Yes. I have a photo I took in Jumla in which there are children clad in tattered clothes. But they are smiling. It was a Dalit community. I thought, They are not even part of the larger society where they live. They have no chance of getting out of this situation. When children in such a place and such a state greet you with a smile, it’s a miracle. I wanted to cry.
A memorable incident from your travels in Nepal.

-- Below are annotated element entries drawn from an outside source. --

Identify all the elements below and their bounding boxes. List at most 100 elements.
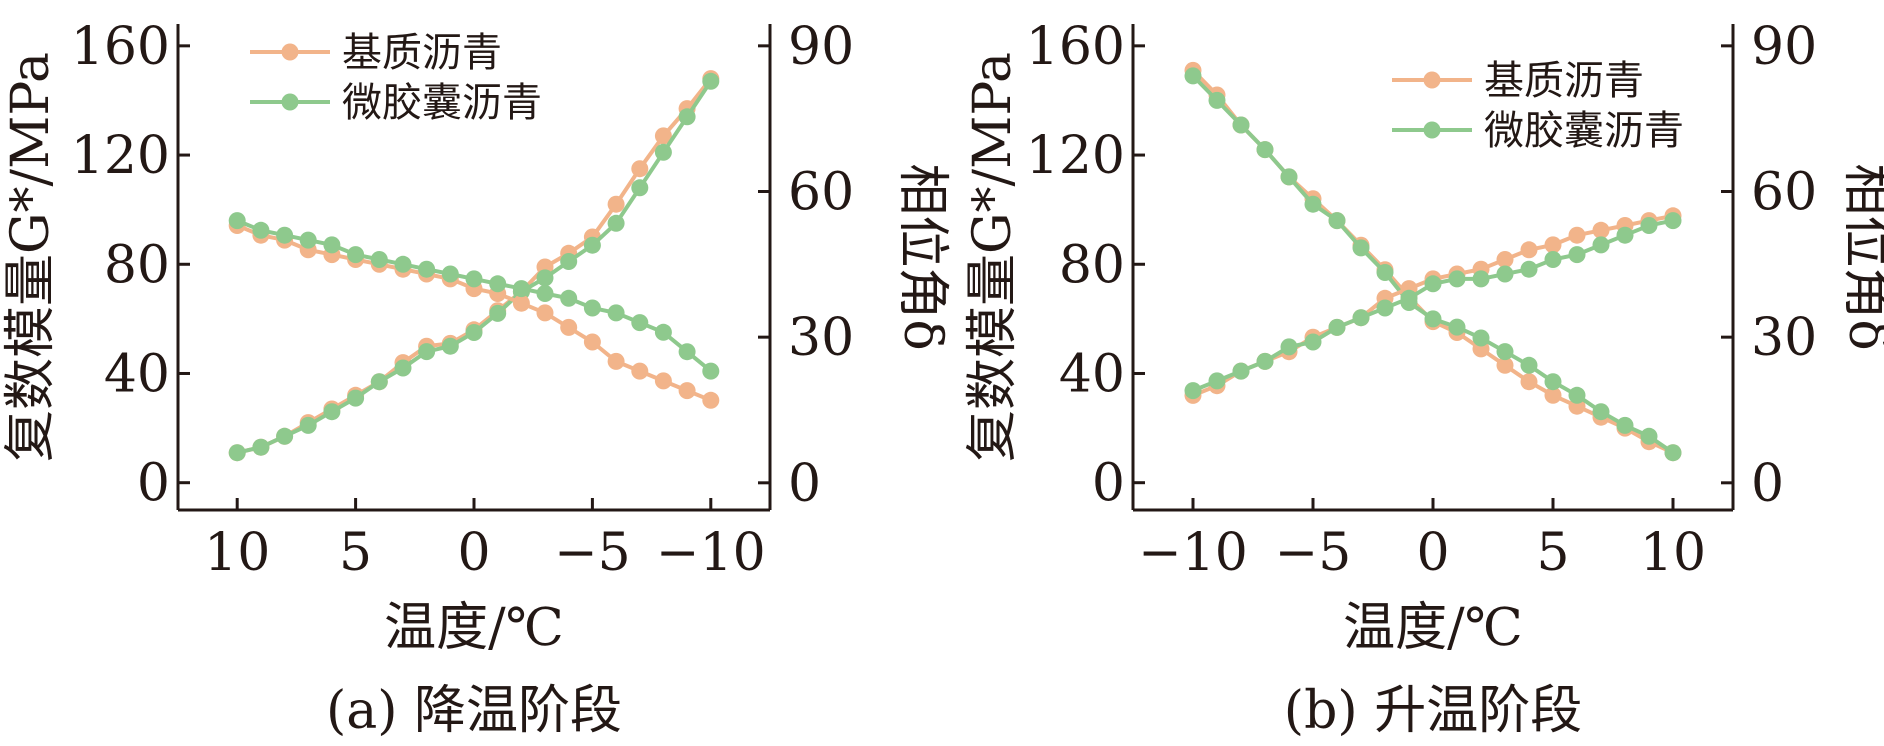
data-point bbox=[1616, 226, 1634, 244]
x-tick-label: 10 bbox=[1640, 523, 1706, 583]
data-point bbox=[1328, 318, 1346, 336]
legend-label: 微胶囊沥青 bbox=[342, 80, 542, 126]
data-point bbox=[347, 246, 365, 264]
y2-tick-label: 90 bbox=[788, 17, 854, 77]
data-point bbox=[560, 253, 578, 270]
data-point bbox=[1664, 212, 1682, 230]
data-point bbox=[1208, 91, 1226, 109]
data-point bbox=[654, 143, 672, 161]
chart-panel-a: 10 5 0 −5 −10 0 40 80 120 160 0 30 60 90 基质沥青微胶囊沥青温度/℃… bbox=[1, 17, 952, 741]
data-point bbox=[1592, 221, 1610, 239]
data-point bbox=[1640, 217, 1658, 234]
data-point bbox=[465, 270, 483, 288]
data-point bbox=[441, 265, 459, 283]
data-point bbox=[1376, 264, 1394, 281]
series-4 bbox=[1184, 212, 1682, 400]
data-point bbox=[1520, 260, 1538, 278]
x-tick-label: −5 bbox=[554, 523, 631, 583]
data-point bbox=[702, 72, 720, 90]
data-point bbox=[1448, 270, 1466, 288]
y-tick-label: 120 bbox=[1026, 126, 1125, 186]
panel-caption: (b) 升温阶段 bbox=[1284, 681, 1582, 741]
data-point bbox=[1496, 251, 1514, 268]
legend-label: 基质沥青 bbox=[342, 30, 502, 76]
data-point bbox=[1448, 318, 1466, 336]
y-tick-label: 120 bbox=[71, 126, 170, 186]
y2-tick-label: 60 bbox=[788, 163, 854, 223]
data-point bbox=[536, 269, 554, 287]
data-point bbox=[1424, 310, 1442, 328]
data-point bbox=[1256, 141, 1274, 159]
data-point bbox=[228, 212, 246, 230]
legend-marker bbox=[281, 43, 299, 61]
data-point bbox=[1304, 333, 1322, 351]
y-tick-label: 0 bbox=[137, 454, 170, 514]
data-point bbox=[702, 391, 720, 409]
data-point bbox=[1616, 416, 1634, 434]
data-point bbox=[678, 382, 696, 400]
y-tick-label: 80 bbox=[104, 235, 170, 295]
data-point bbox=[1568, 386, 1586, 404]
y-tick-label: 40 bbox=[1059, 344, 1125, 404]
y-tick-label: 80 bbox=[1059, 235, 1125, 295]
panel-caption: (a) 降温阶段 bbox=[326, 681, 622, 741]
data-point bbox=[631, 160, 649, 178]
data-point bbox=[536, 304, 554, 322]
data-point bbox=[654, 323, 672, 341]
x-tick-label: 5 bbox=[339, 523, 372, 583]
data-point bbox=[418, 343, 436, 361]
data-point bbox=[441, 337, 459, 355]
data-point bbox=[1520, 373, 1538, 391]
data-point bbox=[631, 362, 649, 380]
data-point bbox=[1496, 343, 1514, 361]
series-1 bbox=[228, 70, 720, 462]
data-point bbox=[1544, 236, 1562, 254]
data-point bbox=[323, 403, 341, 421]
y-axis-title: 复数模量G*/MPa bbox=[1, 52, 61, 462]
data-point bbox=[489, 275, 507, 293]
y2-tick-label: 60 bbox=[1751, 163, 1817, 223]
data-point bbox=[1280, 338, 1298, 356]
series-2 bbox=[228, 72, 720, 462]
data-point bbox=[1256, 352, 1274, 370]
data-point bbox=[654, 127, 672, 145]
x-tick-label: −10 bbox=[656, 523, 766, 583]
data-point bbox=[1352, 309, 1370, 327]
data-point bbox=[1232, 116, 1250, 134]
data-point bbox=[583, 333, 601, 351]
legend-marker bbox=[281, 93, 299, 111]
data-point bbox=[607, 214, 625, 232]
data-point bbox=[299, 416, 317, 434]
y2-tick-label: 0 bbox=[1751, 454, 1784, 514]
legend-marker bbox=[1423, 71, 1441, 89]
legend-label: 基质沥青 bbox=[1484, 58, 1644, 104]
data-point bbox=[1592, 236, 1610, 254]
data-point bbox=[1640, 427, 1658, 445]
data-point bbox=[276, 226, 294, 244]
data-point bbox=[560, 289, 578, 307]
x-axis-title: 温度/℃ bbox=[1343, 598, 1523, 658]
data-point bbox=[1568, 246, 1586, 264]
data-point bbox=[1520, 356, 1538, 374]
data-point bbox=[1280, 168, 1298, 186]
x-tick-label: 5 bbox=[1536, 523, 1569, 583]
x-tick-label: −10 bbox=[1138, 523, 1248, 583]
x-tick-label: 0 bbox=[457, 523, 490, 583]
x-tick-label: 10 bbox=[204, 523, 270, 583]
data-point bbox=[1520, 241, 1538, 259]
data-point bbox=[276, 427, 294, 445]
data-point bbox=[560, 318, 578, 336]
data-point bbox=[489, 304, 507, 322]
data-point bbox=[678, 343, 696, 361]
data-point bbox=[1592, 403, 1610, 421]
data-point bbox=[370, 373, 388, 391]
data-point bbox=[1568, 226, 1586, 244]
data-point bbox=[583, 236, 601, 254]
data-point bbox=[1304, 195, 1322, 213]
data-point bbox=[1544, 373, 1562, 391]
data-point bbox=[370, 251, 388, 268]
data-point bbox=[607, 304, 625, 322]
data-point bbox=[1424, 275, 1442, 293]
x-tick-label: 0 bbox=[1416, 523, 1449, 583]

I met a man in Saldang, Dolpo. He told me about his life. He was married, with a handful of children. But apart from one son, he lost all his children. Then his wife died. He never remarried. The son that did survive was sick all the time. He sold his yaks, sheep and some of his land to take his son to Kathmandu, where he could receive proper medical treatment. He got better and they returned to their village. Five years after that, the son contracted polio. He sold some land again to pay for his son’s treatment. The son recovered and is now 32. He has some trouble walking but he smiles all the time. There is so much joy in their lives. The son is married and you can see him and his wife are so happy. There is so much love and optimism in that family. It’s amazing!
What makes Nepal special?
On one trip in South America, I thought to myself where all the smiling people were because everyone I saw was so serious. I come back to Nepal because of its smiling people. I don’t enjoy the bureaucratic procedures of applying for permits here. I could easily go to some other country that has mountains. No matter how hard life is the people here will always find a way to cope with it. A couple of years when there was a severe cooking gas shortage here someone in the school for autistic children told me, “I have found that there are so many dishes I can cook in my rice cooker!” Nepalis are very good at coping with and finding solutions to difficult situations.